What was left? Some kind of pointless belief in the unbelievable? Some sort of Thomas Hardy self-delusion? Why would any sincere believer want that? No, Thomas himself had been deeply wounded. What had been the point of giving up everything to follow a murdered Messiah? How was this the hope of Israel? And where was the Father when His Son was dying? Where now was that dwelling of sweet fellowship that the Lord had so recently promised? How could there be a future anymore, when the bright Center of all hope had been buried in a borrowed grave?

When you’ve been hurt like that, you don’t easily believe again. As the saying goes, “Fool me once, and shame on you; fool me twice, shame on me.” Thomas was not going to be fooled again. It would take a very great deal to resurrect his hope. Certainly the apparently blind optimism of his fellow disciples would not do it. Nothing less than the seeing with his own eyes the evidence of genuine crucifixion and the touching of his own hand into the gaping wound on Jesus’ side would bring Thomas to trust again. But can we blame him?

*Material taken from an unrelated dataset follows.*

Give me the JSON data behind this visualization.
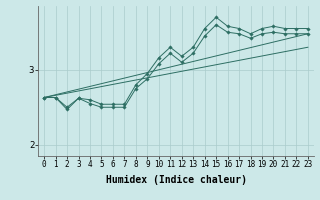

Would we have been any more ready to believe in such an unbelievable turn of events?

Application

Sometimes skepticism is only skin deep. People put up resistance to the knowledge of God not because they do not want to be convinced, but because they do. However, they do not want to be convinced easily. They don’t want to be misled, tricked into a belief that is naïve, unfounded, and foolish, and which will let them down. But really, they want to believe.

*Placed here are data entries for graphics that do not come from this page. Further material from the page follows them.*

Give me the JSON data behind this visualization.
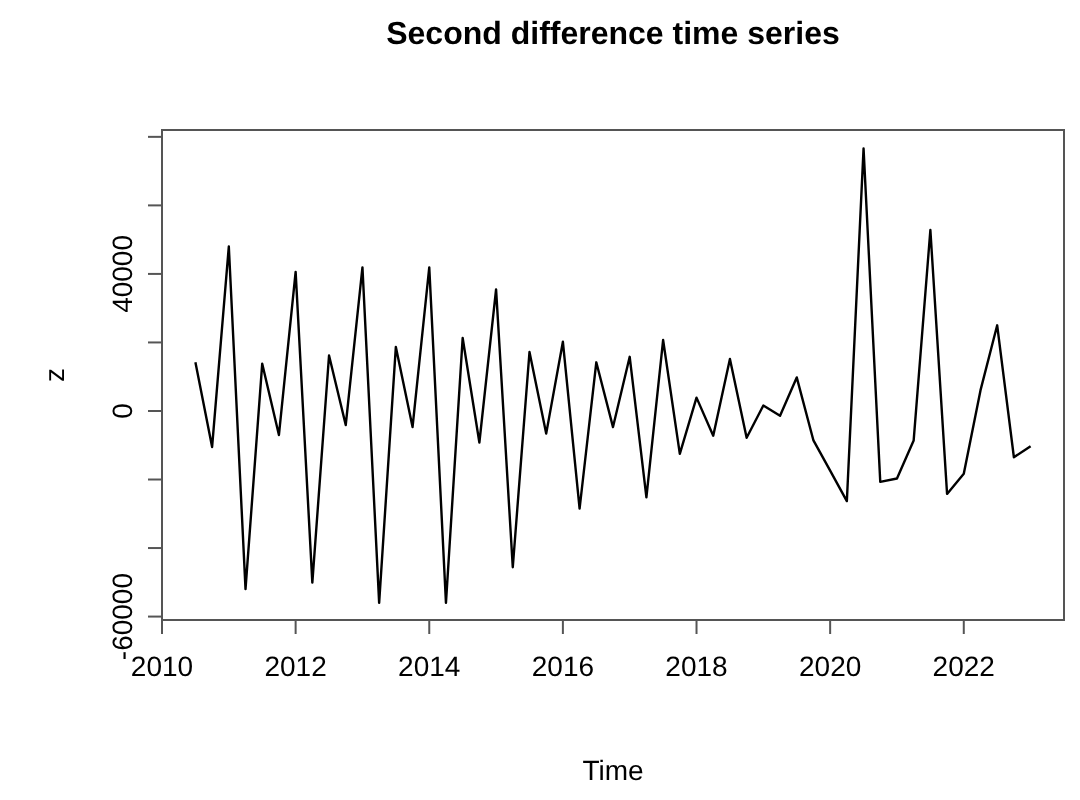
{
  "chart_data": {
    "type": "line",
    "title": "Second difference time series",
    "xlabel": "Time",
    "ylabel": "z",
    "x": [
      2010.5,
      2010.75,
      2011,
      2011.25,
      2011.5,
      2011.75,
      2012,
      2012.25,
      2012.5,
      2012.75,
      2013,
      2013.25,
      2013.5,
      2013.75,
      2014,
      2014.25,
      2014.5,
      2014.75,
      2015,
      2015.25,
      2015.5,
      2015.75,
      2016,
      2016.25,
      2016.5,
      2016.75,
      2017,
      2017.25,
      2017.5,
      2017.75,
      2018,
      2018.25,
      2018.5,
      2018.75,
      2019,
      2019.25,
      2019.5,
      2019.75,
      2020,
      2020.25,
      2020.5,
      2020.75,
      2021,
      2021.25,
      2021.5,
      2021.75,
      2022,
      2022.25,
      2022.5,
      2022.75,
      2023
    ],
    "series": [
      {
        "color": "#000000",
        "values": [
          14200,
          -10500,
          48000,
          -52000,
          13800,
          -7000,
          40600,
          -50100,
          16200,
          -4100,
          41900,
          -56000,
          18700,
          -4700,
          41900,
          -56000,
          21300,
          -9200,
          35500,
          -45600,
          17200,
          -6600,
          20200,
          -28500,
          14200,
          -4700,
          15800,
          -25200,
          20700,
          -12500,
          3900,
          -7200,
          15200,
          -7800,
          1600,
          -1400,
          9800,
          -8600,
          -17400,
          -26300,
          76600,
          -20700,
          -19700,
          -8600,
          52800,
          -24200,
          -18300,
          6000,
          25000,
          -13500,
          -10300
        ]
      }
    ],
    "xlim": [
      2010,
      2023.5
    ],
    "xticks": [
      2010,
      2012,
      2014,
      2016,
      2018,
      2020,
      2022
    ],
    "ylim": [
      -61000,
      82000
    ],
    "yticks": [
      -60000,
      {
        "value": -40000,
        "label": null
      },
      {
        "value": -20000,
        "label": null
      },
      0,
      {
        "value": 20000,
        "label": null
      },
      40000,
      {
        "value": 60000,
        "label": null
      },
      {
        "value": 80000,
        "label": null
      }
    ],
    "marker": "none",
    "line_style": "solid"
  }
}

This should be a great encouragement to the present-day Christian who feels himself or herself beset on all sides by skepticism. A doubting spirit may be genuine, or it may be a strategic obstacle set up by a would-be believer who is more self-protective than cynical. For that reason, we Christians should never back off our confession when we are challenged. Instead, we should go forward in faith, firmly confident that God is the Author and Possessor of truth, and that honest inquiry pursued diligently will inevitably reveal that God has been right all along.

A funny thing about “the gleam and gloom”: light banishes darkness, but darkness never banishes light. Doubt is temporary, truth is permanent. Genuine faith can sustain itself through doubt—not by denying doubt’s existence but by accepting it and holding off judgment in conviction that the Truth will always, inevitably vindicate Himself to the eyes of faith.